A Bookstore Inventory Manager’s Favorite Debuts

This post comes from Raul M. Chapa, a voracious reader and our first floor inventory manager.

Part of the fun of working as an inventory manager in a bookstore is that you get to see every new book that hits our shelves. Sure new books by my favorite authors abound, but even better is finding new authors that I’ve never read before. On the first floor, directly in front of our fiction section, we have created a display highlighting new books by debut authors. Here are a few I have to share with you:

The Library at Mount Char by Scott Hawkins

9780553418606

Father ruled the children with an iron hand – now he is missing and Carolyn and the others have the opportunity to acquire the power over all creation that is locked in his library. An extremely well written debut that is full of imaginative and deliciously philosophical ideas that play along each other and develop into memorable story lines. The introduction of minor characters who in turn have significant effect on the major ones carry the tale in unique ways. Full of dark horror and humor that will make you bust a gut, Hawkins has created a work to be appreciated and savored for years to come.
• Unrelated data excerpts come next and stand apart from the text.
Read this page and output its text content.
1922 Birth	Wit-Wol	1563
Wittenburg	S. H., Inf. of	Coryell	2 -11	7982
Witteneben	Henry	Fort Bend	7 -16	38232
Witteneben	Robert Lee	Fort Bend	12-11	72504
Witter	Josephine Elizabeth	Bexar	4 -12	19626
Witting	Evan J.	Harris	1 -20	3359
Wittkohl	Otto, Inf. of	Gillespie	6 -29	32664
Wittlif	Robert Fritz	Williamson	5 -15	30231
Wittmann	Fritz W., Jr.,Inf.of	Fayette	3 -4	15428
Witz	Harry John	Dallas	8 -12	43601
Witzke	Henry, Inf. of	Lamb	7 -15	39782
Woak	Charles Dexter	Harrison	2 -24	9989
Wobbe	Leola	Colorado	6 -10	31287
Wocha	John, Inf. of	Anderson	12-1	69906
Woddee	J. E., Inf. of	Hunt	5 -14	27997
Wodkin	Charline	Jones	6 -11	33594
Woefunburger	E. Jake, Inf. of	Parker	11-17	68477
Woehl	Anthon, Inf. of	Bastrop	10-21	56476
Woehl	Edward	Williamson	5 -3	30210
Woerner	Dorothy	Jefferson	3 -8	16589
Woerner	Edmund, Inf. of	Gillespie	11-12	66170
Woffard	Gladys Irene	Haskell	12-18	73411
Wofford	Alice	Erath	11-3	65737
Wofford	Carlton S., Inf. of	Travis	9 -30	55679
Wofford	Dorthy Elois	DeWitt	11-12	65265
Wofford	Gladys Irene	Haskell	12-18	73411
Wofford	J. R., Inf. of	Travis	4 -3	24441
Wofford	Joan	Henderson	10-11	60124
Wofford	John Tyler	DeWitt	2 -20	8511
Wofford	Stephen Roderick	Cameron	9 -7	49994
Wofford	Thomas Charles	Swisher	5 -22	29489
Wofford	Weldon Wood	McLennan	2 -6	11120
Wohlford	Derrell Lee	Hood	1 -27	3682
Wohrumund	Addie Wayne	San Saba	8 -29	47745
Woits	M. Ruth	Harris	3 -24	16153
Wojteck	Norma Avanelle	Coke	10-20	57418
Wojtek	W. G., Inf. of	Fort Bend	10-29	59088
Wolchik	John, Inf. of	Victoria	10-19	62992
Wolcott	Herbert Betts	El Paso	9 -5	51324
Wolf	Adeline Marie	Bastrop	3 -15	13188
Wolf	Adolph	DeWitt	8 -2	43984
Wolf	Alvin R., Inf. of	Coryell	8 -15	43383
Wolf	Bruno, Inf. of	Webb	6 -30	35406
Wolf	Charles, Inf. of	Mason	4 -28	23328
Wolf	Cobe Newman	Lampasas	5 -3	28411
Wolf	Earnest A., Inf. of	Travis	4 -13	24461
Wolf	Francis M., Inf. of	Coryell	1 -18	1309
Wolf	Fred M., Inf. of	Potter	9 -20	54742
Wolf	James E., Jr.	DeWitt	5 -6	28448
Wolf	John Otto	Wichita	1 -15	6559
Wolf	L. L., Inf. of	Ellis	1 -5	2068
The Devil’s Detective by Simon Kurt Unsworth

9780385539340

It is rare for a debut novel to take on a genre and literally rewrite its mainstays while forging a powerful and engaging story that is unforgettable. Unsworth takes the detective novel to Hell and succeeds in creating a character that one can empathize with. For Thomas Fool, and Information Man of Hell, the case starts off innocuously enough: a dead body is pulled from a lake, but what follows has no precedent in the Infernal Realm. Murders are common in Hell as are other brutalities, but the Bureaucracy requires Fool to investigate only certain ones, and these have a disturbing pattern, for the murders are of extreme brutality and savagery even for Hell, and there may be something stalking the nightmare land, something that has not been seen for thousands of years. Provocative and engaging on deeper philosophical grounds, it is impossible not to be changed by reading this book.

The Vorrh by Brian Catling

9781101873786This magnificent debut illustrates that a novelist who creates his own mythology and then utilizes it to develop a compelling story will bring about something unique–a thing unknown and unforgettable. The Vorrh is the vast and ancient forest that is serene and unblemished; at its core lies all matter of myth and legend – perhaps the Garden of Eden. One man will attempt to cross the forest; aided by a strange bow and an unerring sense that what he is doing is vital, he will play cat and mouse with a native hunter hired to slay the man in the depths of the Vorrh. A wide cast of characters fill this book with real and imagined, and with the inclusion of the writer Raymond Roussel and photographer Edward Muybridge, Catling ensures that the walls between reality and fantasy blur in novel ways. Certainly a most imaginative work and one that may become a classic for fantasy fiction.